History Taking and Diagnosis

History Taking and Diagnosis

Altered Bowel Habit

Altered bowel habit is very common and can be acute or chronic.

For further information, also see the articles diarrhoea and constipation
 

Causes

 

Constipation

There are various definitions of constipation, but these are not very useful in clinical situations.
What is important is an alteration in bowel habit. Has there been a change? What kind of change? What is the frequency and consistency of the stool?  

Causes

  • Dietary / drug induced
    • Opiates and analgesics are particularly common, but there are loads more!
    • Calcium intake is also very important.
    • Cationic compounds
      • Functional – e.g. IBS
      • Mechanical obstruction – e.g. strictures
      • Metabolic /systemic disease – e.g. thyroid disease – particularly common is under active thyroid in older age.
      • Local anorectal dysmotility – Anismus
      • Neurological disorders

Prevelance of functional constipation

  • This is a condition where there is no underlying pathological condition
  • It affects 3% of the population
  • Often these people won’t go to GP, they will just go to chemist and get laxatives

Disease associated with chronic constipation

  • Often constipation is a consequence of lack of mobility, rather than a direct consequence of the disease itself. This is particularly common in neurological conditions, e.g. parkinsons
  • Systemic diseases such as thyroidism.
  • Ano-rectal dysmotility (aka anismus) – this is common in younger people, particularly women. They will present at the stage where they are already taking lots oflaxatives and controlling their diet (e.g. taking lots offluids and eating lots of fibre). It is caused by an in-co-ordination of muscles actions. When they try to defacate, instead of the rectal angle decreasing and straightening up, instead the angle will increase, and thus making it virtually impossible to defacate.
 

Taking the History

  • Determine onset, evolution and related symptoms
  • If the patient seems vague, consider a diary of symptoms
  • Does the patient’s definition of constipation match your definition?
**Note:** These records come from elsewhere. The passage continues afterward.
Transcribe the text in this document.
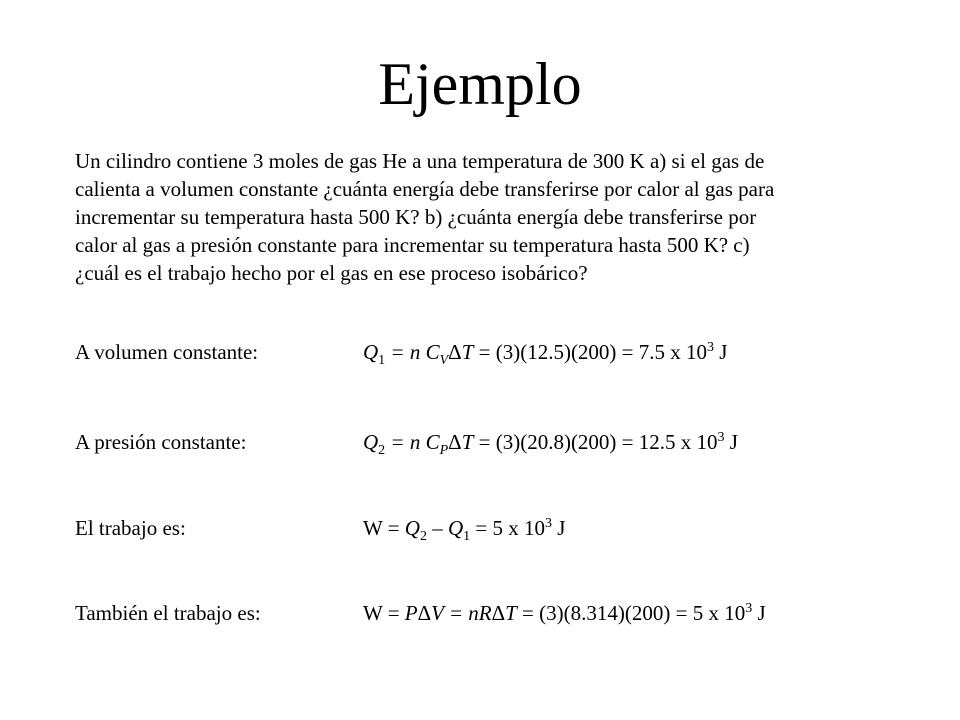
Ejemplo
Un cilindro contiene 3 moles de gas He a una temperatura de 300 K a) si el gas de
calienta a volumen constante ¿cuánta energía debe transferirse por calor al gas para
incrementar su temperatura hasta 500 K? b) ¿cuánta energía debe transferirse por
calor al gas a presión constante para incrementar su temperatura hasta 500 K? c)
¿cuál es el trabajo hecho por el gas en ese proceso isobárico?
A volumen constante:	$Q_1 = n$ $C_V\Delta T = (3)(12.5)(200) = 7.5$ x $10^3$ J
A presión constante:	$Q_2 = n$ $C_P\Delta T = (3)(20.8)(200) = 12.5$ x $10^3$ J
El trabajo es:	$W = Q_2 - Q_1 = 5$ x $10^3$ J
También el trabajo es:	W = PΔV = nRΔT = (3)(8.314)(200) = 5 x $10^3$ J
Ask the patient exactly what they mean, and exactly what their symptoms are.
  • If it is long standing – why have they presented now.
  • Are there any co-factors? Psychological, stress, dietary, environmental.
 

Examination

  • Signs of systemic disease? E.g. in hypothyroidism – look at facial features – coarsening official features, weight gain.
  • Any abdominal mass, or faecal loading?
  • Anal disease? Haemorrhoids or fissure? A fissure can be caused by something hard in the faeces – it causes damage to the colonic wall. Often it will just cause acute constipation
  • You should always do a rectal exam!
  • Neuromuscular disease
 

Investigations

  • Blood tests – TFT’s and calcium
  • Plain abdo X-ray
  • Sigmoidoscopy – this excludes a mechanical cause. You don’t need to do a full colonoscopy.
  • Do a colonic transit study. Get them to eat markers on different days, and then a weekor so later, do an x-ray. You can see how far round the markers have got! Normal transit should be less than 5 days.
 

Hirschprung’s disease

Common in teenagers / children (neonates). It is caused by neural disease,  and prevents peristalsis of the colon. Sometimes the section of colon is very small, and you can remove it. This disease is often not picked up quickly if the section of bowel affected is small – you might just think they have a bit of constipation.
 

Management

  • High fibre diet, increase fluid intake, and avoid constipating drugs
  • Identify and treat metabolic or structural diseases.
  • Consider some patients for psychological help.
 

Laxatives

There are loads of these on the market!!
The most common are the bulk forming. They basically perform the same role as dietary fibre. They attract fluid and form a nice bulk that can be easily passed through the colon.